The first two thirds of "Belle" are excellent as it follows the gradual blossoming of its heroine into a self-confident young woman who takes control of her own life and destiny. It is especially good at establishing all the hurdles, great and small, that she faces in her life, from the well-meaning restrictions set by her own family to the naked disdain expressed by outsiders. Gugu Mbatha-Raw's performance as Dido is very appealing, and she has no trouble carrying the film despite only a short list of previous credits. She also has no shortage of help from the supporting cast, which is full reliable players - In addition to Wilkinson, Emily Watson, Miranda Richardson, Matthew Goode, and Penelope Wilton all appear in smaller roles.

I'm sorry to say that the ending of "Belle" is very formulaic, much of it an obvious fabrication that plays up a lot inspirational, feel-good melodramatics so that the viewer can walk away with a happy ending. Long-ingrained prejudices seem to evaporate instantly, and social conventions are overturned willy nilly. It even has a courtroom scene that seems to have been plucked out of a different film altogether. Still, even the most tired and overplayed moments gain poignancy from the fact that we are seeing a person of color at the center of this story.
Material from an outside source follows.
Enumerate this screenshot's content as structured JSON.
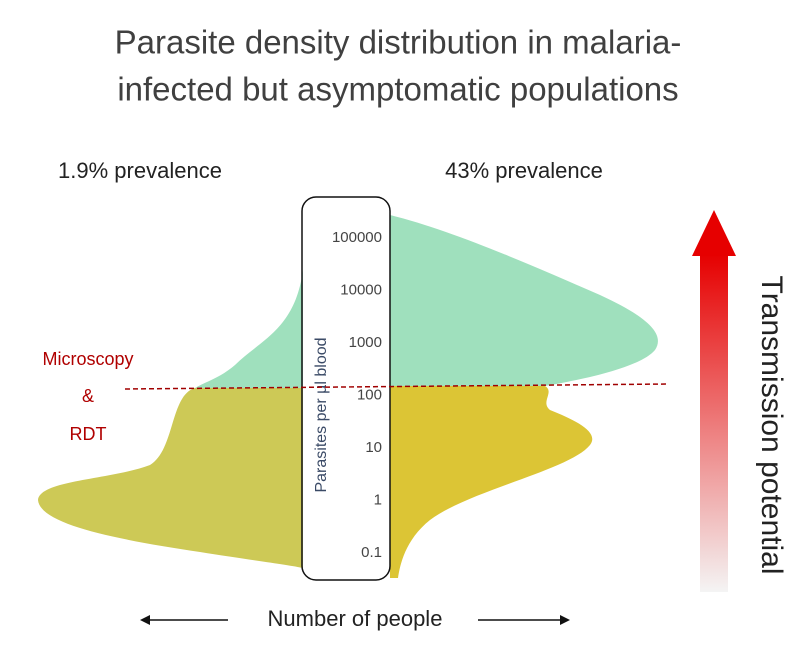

Dido Belle is a unique character in cinema, whose very presence gives the film a weight and importance that is impossible to ignore.

There's a defining scene between Dido and Elizabeth where the two have a thinly veiled confrontation over their respective social disadvantages. The matter or Dido's skin color is never brought up, though it is clearly on both women's minds. The subject is too volatile to be addressed directly, even though the two are as close as sisters and Elizabeth doesn't think of Dido as her inferior. The fact that Dido can speak to Elizabeth as an equal is as rare and extraordinary as the fact that she actually takes the opportunity to do so. "Belle" would have been stronger if it had been subtler and resisted the urge to grandstand in the final act, but it does play many complicated moments like this just right.

This is the second film by Amma Asante, a Black British director who is quickly rising to prominence. Her ability to get strong performances from her actors and her choice of subject matter make her one to watch out for. Asante's next project looks to be a far more conventional thriller for Warner Brothers, but I hope that she keeps making films as unique and challenging and necessary as "Belle."